The thing about this for me is this: I don’t know any people like me. I don’t have a group of people who look and act and think like me with whom to identify, with the possible exception of my own close family, and in some respects that’s a stretch — we may look alike and in some cases have similar temperaments, but that doesn’t necessarily translate to being alike, say, in our political views.
Oh, but you’re Catholic, you might say. Yeah, do you know what "catholic" means? It means "universal." At the Mass I attend, we sometimes speak English, sometimes Spanish, and throw in bits of Greek and Latin here and there. The priest who often as not celebrates that Mass is from Africa. We live in, I seem to recall my pastor telling me, 35 zip codes. There are black, white and brown people who either came from, or their parents came from, every continent and every major racial group on the planet. My impression, from casual conversations over time, is that you would find political views as varied as those in the general population. Sure, more of us are probably opposed to abortion than you generally find, but that’s not a predictor of what we think, say, about foreign policy.
Yeah, I might run into someone occasionally who shares my background of having been a military brat. But beyond a comparison of whether you ever were stationed in the same places, there’s not a lot to hang a sense of identity on.

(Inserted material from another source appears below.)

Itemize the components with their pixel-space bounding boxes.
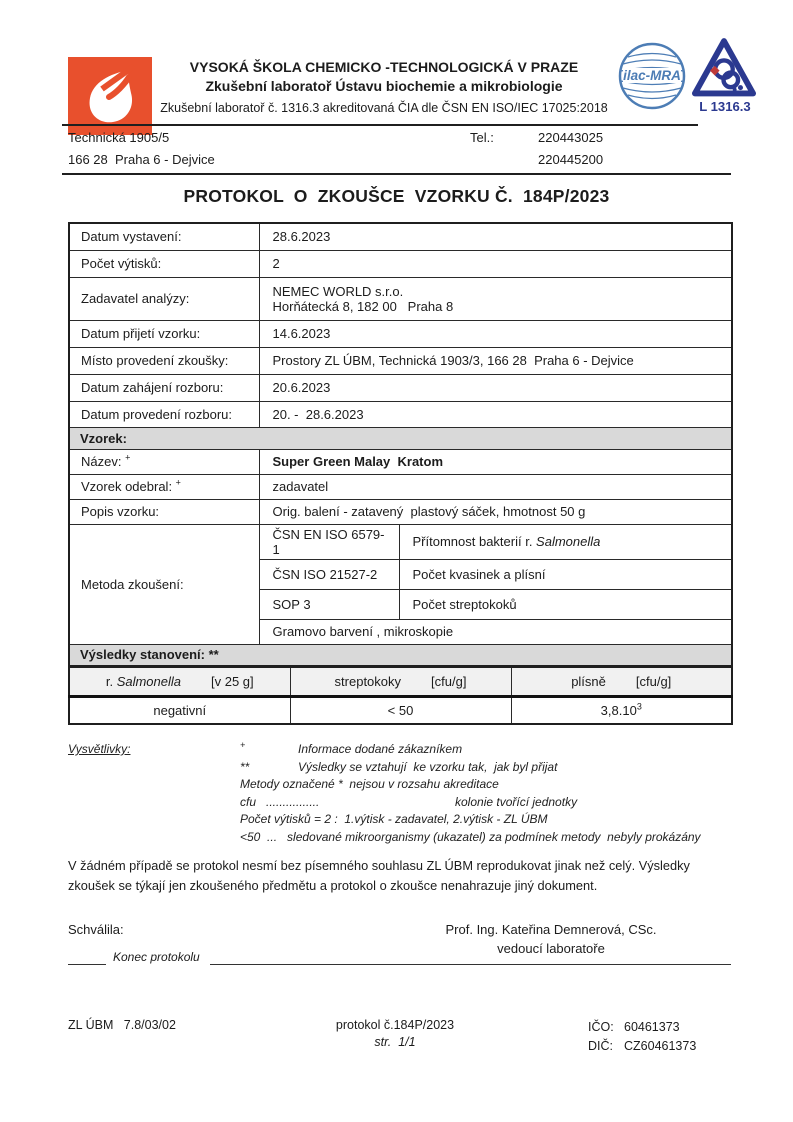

I belong to the Rotary Club, which means I go have lunch with 300 or so other people who also belong to that club once a week. I can’t think of any attitude or opinion I have as a result of being a Rotarian, nor — to turn that around — did I join Rotary because of any attitude or opinion I held previously. I joined Rotary because Jack Van Loan invited me to, and my boss — two publishers ago, now — said he wanted me to join. Wait — there’s one thing that’s different: I started giving blood as a result of being in Rotary. But I don’t feel any particular identification with other people who give blood, or any particular alienation from others who DON’T give blood, the selfish cowards (just kidding).
That’s not to say anything bad about Rotary, or anything good about it. It’s just not a predictor of my attitudes. I suppose people who have an objection to singing the National Anthem and "God Bless America" every week might stay away, but that still leaves a pretty broad spectrum of life here in the Columbia area. Rusty DePass, who worked hard for Rudy Giuliani last years, plays piano at Rotary. Jack, longtime comrade and supporter of John McCain, is our immediate past president. Another prominent member is Jim Leventis, who is the godfather of Nancy Pelosi’s daughter, the filmmaker Alexandra. No one of them is any more or less a Rotarian because of his political attitudes.

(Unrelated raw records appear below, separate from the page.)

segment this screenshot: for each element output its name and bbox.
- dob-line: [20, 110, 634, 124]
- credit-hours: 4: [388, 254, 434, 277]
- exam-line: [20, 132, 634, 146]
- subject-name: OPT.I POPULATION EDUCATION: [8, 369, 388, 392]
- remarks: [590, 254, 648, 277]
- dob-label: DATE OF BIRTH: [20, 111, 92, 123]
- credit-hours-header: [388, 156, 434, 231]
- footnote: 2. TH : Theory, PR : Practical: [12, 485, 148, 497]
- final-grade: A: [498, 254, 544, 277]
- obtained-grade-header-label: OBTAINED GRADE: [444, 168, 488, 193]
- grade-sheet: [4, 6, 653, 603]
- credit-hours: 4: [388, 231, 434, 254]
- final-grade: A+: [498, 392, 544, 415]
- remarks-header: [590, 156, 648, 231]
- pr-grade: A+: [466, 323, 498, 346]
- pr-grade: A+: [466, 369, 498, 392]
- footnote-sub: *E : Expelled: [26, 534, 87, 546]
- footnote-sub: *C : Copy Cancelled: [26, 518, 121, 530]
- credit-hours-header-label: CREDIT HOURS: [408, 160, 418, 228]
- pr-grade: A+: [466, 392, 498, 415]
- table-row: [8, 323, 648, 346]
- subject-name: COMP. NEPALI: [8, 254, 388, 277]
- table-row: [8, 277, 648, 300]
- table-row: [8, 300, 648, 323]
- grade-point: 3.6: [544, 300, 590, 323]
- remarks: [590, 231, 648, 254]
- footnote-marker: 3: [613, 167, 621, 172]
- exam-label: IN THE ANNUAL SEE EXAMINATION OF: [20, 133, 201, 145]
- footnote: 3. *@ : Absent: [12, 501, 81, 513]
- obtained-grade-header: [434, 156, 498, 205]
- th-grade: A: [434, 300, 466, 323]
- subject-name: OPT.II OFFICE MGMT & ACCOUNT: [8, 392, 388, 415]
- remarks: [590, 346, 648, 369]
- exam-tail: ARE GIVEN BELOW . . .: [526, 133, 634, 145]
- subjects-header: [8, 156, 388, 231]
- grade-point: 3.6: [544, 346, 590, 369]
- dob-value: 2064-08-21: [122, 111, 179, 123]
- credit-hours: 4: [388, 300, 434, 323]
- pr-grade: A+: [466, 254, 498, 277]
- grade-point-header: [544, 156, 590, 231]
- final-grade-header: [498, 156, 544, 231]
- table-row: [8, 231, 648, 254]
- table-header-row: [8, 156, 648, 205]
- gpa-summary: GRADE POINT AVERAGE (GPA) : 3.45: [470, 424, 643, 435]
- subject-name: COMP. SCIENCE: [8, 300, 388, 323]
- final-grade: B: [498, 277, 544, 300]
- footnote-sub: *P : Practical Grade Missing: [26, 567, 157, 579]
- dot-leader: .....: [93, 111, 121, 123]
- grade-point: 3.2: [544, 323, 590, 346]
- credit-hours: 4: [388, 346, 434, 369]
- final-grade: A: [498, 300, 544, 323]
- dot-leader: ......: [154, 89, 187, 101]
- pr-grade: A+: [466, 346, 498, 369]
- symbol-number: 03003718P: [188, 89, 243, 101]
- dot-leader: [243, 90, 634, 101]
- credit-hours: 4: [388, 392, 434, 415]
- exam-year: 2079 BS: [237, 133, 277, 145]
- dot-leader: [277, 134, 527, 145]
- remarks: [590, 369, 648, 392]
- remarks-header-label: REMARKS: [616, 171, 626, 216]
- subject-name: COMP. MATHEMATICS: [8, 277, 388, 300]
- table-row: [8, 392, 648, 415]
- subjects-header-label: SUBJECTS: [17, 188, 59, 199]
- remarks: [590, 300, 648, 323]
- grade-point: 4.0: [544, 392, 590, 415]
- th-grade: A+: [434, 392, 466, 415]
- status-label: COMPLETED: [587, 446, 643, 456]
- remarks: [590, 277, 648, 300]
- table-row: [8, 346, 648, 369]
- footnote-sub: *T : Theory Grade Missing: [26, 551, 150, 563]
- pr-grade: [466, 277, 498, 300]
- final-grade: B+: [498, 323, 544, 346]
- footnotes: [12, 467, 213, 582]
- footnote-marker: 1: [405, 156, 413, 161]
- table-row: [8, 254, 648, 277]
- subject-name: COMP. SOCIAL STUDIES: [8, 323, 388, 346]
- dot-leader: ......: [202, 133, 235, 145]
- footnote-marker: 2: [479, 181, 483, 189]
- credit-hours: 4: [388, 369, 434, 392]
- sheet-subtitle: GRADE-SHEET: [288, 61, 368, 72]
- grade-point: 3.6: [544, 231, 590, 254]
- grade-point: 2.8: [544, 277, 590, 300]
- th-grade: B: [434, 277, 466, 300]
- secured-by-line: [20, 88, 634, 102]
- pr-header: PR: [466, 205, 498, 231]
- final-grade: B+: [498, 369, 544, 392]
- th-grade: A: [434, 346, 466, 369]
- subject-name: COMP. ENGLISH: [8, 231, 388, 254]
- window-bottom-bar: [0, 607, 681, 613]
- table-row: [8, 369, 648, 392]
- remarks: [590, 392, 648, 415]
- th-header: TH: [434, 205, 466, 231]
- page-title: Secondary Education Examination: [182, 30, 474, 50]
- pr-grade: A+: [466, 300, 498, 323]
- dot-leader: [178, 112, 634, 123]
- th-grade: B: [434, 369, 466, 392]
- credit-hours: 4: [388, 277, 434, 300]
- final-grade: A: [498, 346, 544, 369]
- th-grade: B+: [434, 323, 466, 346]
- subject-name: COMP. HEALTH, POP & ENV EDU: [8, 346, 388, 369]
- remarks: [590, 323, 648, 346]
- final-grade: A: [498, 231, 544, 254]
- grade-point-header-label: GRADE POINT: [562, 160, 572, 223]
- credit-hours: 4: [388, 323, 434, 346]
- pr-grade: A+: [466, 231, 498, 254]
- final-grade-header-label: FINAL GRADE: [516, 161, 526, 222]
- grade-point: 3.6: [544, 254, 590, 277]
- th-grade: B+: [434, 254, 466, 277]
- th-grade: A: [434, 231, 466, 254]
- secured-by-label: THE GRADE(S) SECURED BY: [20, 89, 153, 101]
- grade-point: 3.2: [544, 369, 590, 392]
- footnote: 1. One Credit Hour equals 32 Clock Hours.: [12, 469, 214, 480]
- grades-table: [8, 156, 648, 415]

(I can think of one superficial way in which an outside observer might see sameness at Rotary — a lot of the men in the club are of the 6% of American men who still wear a suit to work every day, although plenty don’t. And it’s whiter than South Carolina, but that seems to go with the suit thing.)
I’m a South Carolinian, but I’m very much at home in Memphis, and have grown quite comfortable during frequent visits to central Pennsylvania, where the Civil War re-enactors wear blue uniforms.
I cannot think of five people not related to me, with whom I regularly congregate, who share my "backgrounds, interests
and values" to any degree worth noting.
Anyway, my point is that all of this is a barrier for me to understanding people who DO identify with large groups of people who look alike and/or think alike and/or have particular interests in common that bind them as a group and set them apart from others. If I tried to be a Democrat or a Republican, I’d quit the first day over at least a dozen policy positions that I couldn’t swallow. And I don’t see why others do.
Maybe I’m a misfit. But the ways in which I’m a misfit helped bring me to supporting John McCain (fellow Navy brat) and Barack Obama (who, like me, graduated from high school in the hyperdiverse ethnic climate of Hawaii). McCain is the "Republican" whom the doctrinaire Republicans love to hate. Obama is the Democrat who was uninterested in continuing the partisan warfare that was so viscerally important to the Clintonistas.
Coming full circle, I guess I like these guys because they’re, well, like me. But not so most people would notice.
It’s going to be interesting, and for me often distressing, to watch what happens as the media and party structures and political elites who DO identify themselves with groups that look, think and act alike sweep up these two misfit individuals in the tidal rush toward November. Will either of them have the strength of mind and will to remain the remarkably unique characters that they are, or will they succumb to the irresistible force of Identity Politics? I’m rooting fervently for the former, but recent history, and all the infrastructure of political expression, are on the side of the latter.